# Fingers in a cell.



## toadiesop (Apr 25, 2007)

With these. It works GREAT!!!!

http://www.fit-to-print.co.uk/images/editing_bulldog_clips.jpg


----------



## Fever (Apr 25, 2007)

Are they stainless steel? Where did you get them?

Thanks...

Fever


----------



## toadiesop (Apr 25, 2007)

Yup they're stainless. I got them at Staples ($3.49 for 3 of them) but I'm sure you can find them just about anywhere that sells office supplies (wal-mart perhaps).


EDITED.....

...to say that the proper term for these are "Bulldog clips" and _most_ of them are nickel-plated steel.

I did a google search for "stainless bulldog clips" and found a bunch of places that sell them.

here's one site (it says 12.80/ea. but that is for a box of 36)

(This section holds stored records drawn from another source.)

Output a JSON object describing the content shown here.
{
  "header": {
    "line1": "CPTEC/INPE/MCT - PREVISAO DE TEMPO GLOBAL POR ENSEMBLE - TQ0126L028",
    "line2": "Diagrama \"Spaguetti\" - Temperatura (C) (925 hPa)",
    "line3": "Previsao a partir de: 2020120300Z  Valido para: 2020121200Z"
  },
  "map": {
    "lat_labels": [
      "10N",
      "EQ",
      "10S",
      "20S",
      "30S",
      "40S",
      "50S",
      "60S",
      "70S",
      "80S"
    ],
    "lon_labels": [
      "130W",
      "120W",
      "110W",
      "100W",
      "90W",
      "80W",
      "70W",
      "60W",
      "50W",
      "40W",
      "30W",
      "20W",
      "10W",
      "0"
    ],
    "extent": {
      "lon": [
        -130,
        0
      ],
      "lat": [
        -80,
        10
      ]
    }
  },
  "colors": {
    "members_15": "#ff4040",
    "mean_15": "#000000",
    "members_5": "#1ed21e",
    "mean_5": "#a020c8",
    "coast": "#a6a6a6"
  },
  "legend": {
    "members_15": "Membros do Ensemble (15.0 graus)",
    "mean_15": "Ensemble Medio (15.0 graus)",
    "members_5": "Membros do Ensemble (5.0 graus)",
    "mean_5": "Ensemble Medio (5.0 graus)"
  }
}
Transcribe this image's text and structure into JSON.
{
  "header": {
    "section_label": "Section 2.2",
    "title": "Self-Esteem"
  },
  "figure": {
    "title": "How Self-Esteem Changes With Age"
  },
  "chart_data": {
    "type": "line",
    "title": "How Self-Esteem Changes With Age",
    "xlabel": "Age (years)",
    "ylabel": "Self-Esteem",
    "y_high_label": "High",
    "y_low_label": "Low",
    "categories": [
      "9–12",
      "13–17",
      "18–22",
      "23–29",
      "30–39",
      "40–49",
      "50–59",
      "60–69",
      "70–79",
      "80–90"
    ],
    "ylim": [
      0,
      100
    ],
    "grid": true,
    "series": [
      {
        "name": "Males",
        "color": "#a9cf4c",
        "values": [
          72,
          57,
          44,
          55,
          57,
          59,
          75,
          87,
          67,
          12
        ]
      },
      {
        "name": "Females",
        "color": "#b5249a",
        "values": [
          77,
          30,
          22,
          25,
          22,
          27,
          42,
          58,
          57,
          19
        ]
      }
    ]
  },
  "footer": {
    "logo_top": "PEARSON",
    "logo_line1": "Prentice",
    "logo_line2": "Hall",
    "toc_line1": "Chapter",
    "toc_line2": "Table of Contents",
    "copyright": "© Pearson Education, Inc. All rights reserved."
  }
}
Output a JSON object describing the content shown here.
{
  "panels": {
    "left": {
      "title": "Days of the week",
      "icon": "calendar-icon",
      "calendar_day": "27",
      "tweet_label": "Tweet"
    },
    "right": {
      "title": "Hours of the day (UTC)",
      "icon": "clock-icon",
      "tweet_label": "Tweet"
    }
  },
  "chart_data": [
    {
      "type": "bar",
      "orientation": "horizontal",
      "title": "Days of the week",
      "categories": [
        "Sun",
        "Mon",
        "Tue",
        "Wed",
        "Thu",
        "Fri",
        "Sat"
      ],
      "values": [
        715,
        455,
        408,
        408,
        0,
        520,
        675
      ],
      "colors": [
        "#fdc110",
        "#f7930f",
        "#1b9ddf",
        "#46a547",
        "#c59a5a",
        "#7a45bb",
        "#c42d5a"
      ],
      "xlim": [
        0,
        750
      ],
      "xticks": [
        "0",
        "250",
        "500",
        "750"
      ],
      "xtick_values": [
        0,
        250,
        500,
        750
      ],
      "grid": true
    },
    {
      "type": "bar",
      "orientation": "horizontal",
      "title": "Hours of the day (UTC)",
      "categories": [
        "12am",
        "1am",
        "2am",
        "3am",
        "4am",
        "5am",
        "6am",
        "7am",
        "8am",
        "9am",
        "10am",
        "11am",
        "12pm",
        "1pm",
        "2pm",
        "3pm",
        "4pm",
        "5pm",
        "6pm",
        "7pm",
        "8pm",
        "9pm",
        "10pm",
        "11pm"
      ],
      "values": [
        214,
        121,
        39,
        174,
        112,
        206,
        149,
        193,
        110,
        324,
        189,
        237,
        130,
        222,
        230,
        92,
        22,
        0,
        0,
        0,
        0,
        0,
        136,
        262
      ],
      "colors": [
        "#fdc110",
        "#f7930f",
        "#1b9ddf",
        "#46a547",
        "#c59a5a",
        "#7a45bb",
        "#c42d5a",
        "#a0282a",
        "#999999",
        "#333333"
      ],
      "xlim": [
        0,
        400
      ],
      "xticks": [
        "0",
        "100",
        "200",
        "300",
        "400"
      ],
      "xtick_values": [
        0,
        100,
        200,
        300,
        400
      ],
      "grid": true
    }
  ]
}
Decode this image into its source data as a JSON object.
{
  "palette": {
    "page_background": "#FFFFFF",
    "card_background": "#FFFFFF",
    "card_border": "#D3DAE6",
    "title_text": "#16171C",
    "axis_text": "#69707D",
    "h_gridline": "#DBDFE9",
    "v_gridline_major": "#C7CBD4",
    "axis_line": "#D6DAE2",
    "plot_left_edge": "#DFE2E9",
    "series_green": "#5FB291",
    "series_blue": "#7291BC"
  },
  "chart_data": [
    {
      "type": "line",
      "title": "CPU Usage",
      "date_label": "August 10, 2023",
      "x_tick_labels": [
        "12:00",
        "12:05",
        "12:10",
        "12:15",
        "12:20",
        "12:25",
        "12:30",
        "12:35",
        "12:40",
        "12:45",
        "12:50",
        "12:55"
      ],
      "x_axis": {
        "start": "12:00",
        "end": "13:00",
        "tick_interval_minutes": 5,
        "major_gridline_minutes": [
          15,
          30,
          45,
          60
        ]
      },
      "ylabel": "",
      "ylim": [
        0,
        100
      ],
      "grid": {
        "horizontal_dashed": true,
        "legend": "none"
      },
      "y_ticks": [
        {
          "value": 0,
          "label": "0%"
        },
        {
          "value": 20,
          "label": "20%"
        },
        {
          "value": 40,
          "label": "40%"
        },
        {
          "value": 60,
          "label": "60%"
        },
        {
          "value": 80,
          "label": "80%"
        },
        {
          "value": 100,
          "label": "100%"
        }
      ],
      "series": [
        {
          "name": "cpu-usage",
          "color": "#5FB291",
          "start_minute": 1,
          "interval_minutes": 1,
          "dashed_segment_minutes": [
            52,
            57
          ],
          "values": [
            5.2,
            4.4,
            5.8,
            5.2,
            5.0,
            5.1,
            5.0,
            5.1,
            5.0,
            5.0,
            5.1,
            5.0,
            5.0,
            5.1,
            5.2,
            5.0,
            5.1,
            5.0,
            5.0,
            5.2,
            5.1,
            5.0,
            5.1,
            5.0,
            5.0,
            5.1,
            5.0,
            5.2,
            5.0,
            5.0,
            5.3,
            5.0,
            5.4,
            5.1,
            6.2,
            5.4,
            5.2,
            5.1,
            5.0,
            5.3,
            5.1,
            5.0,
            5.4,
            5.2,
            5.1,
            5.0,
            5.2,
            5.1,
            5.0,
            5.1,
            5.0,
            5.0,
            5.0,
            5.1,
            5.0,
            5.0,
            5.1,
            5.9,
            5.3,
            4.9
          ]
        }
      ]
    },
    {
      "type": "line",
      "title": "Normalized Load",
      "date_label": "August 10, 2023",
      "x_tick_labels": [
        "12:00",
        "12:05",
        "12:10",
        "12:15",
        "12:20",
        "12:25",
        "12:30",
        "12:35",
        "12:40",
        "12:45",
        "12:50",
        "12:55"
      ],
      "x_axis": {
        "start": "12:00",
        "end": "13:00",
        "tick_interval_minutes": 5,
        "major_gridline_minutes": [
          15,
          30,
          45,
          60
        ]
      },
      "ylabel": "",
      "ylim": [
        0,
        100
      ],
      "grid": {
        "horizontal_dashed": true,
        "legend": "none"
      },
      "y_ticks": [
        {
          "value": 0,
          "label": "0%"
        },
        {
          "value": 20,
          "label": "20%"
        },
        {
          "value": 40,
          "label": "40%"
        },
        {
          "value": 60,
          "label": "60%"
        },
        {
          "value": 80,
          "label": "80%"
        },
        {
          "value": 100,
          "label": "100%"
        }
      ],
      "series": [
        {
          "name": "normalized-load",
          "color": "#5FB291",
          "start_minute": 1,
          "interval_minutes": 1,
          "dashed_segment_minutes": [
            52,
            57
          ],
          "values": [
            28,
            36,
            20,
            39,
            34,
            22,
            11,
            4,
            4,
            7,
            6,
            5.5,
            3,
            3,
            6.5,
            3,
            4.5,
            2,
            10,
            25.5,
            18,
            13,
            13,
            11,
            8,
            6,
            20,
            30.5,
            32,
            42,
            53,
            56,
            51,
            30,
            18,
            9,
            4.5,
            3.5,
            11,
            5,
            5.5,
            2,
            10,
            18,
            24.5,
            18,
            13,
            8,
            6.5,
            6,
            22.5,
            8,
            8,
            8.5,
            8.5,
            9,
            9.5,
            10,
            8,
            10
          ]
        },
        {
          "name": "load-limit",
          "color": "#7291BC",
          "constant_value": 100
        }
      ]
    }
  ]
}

http://www.teacherstorehouse.com/pr...1102&order_key=&goto=product_search.asp?term=

hope that helps.


----------



## lazersteve (Apr 25, 2007)

Toadie these are a great idea. You could shorten the time required to deplate longer fingers by joining several using a jumper wire so they would cover the entire finger length in one pass.


----------



## toadiesop (Apr 25, 2007)

Thanks Steve! I was pretty proud of myself with that idea. :lol:

I thought about joining them as well, but I know I've seen them in 6-8 inch lengths a few years back. Maybe some more "googling" will turn up something.


----------



## PRECIOUS METALS (Apr 27, 2007)

hey steve what do you think is the best solution for gold filled would you recomend the cell,or using aqua regia


----------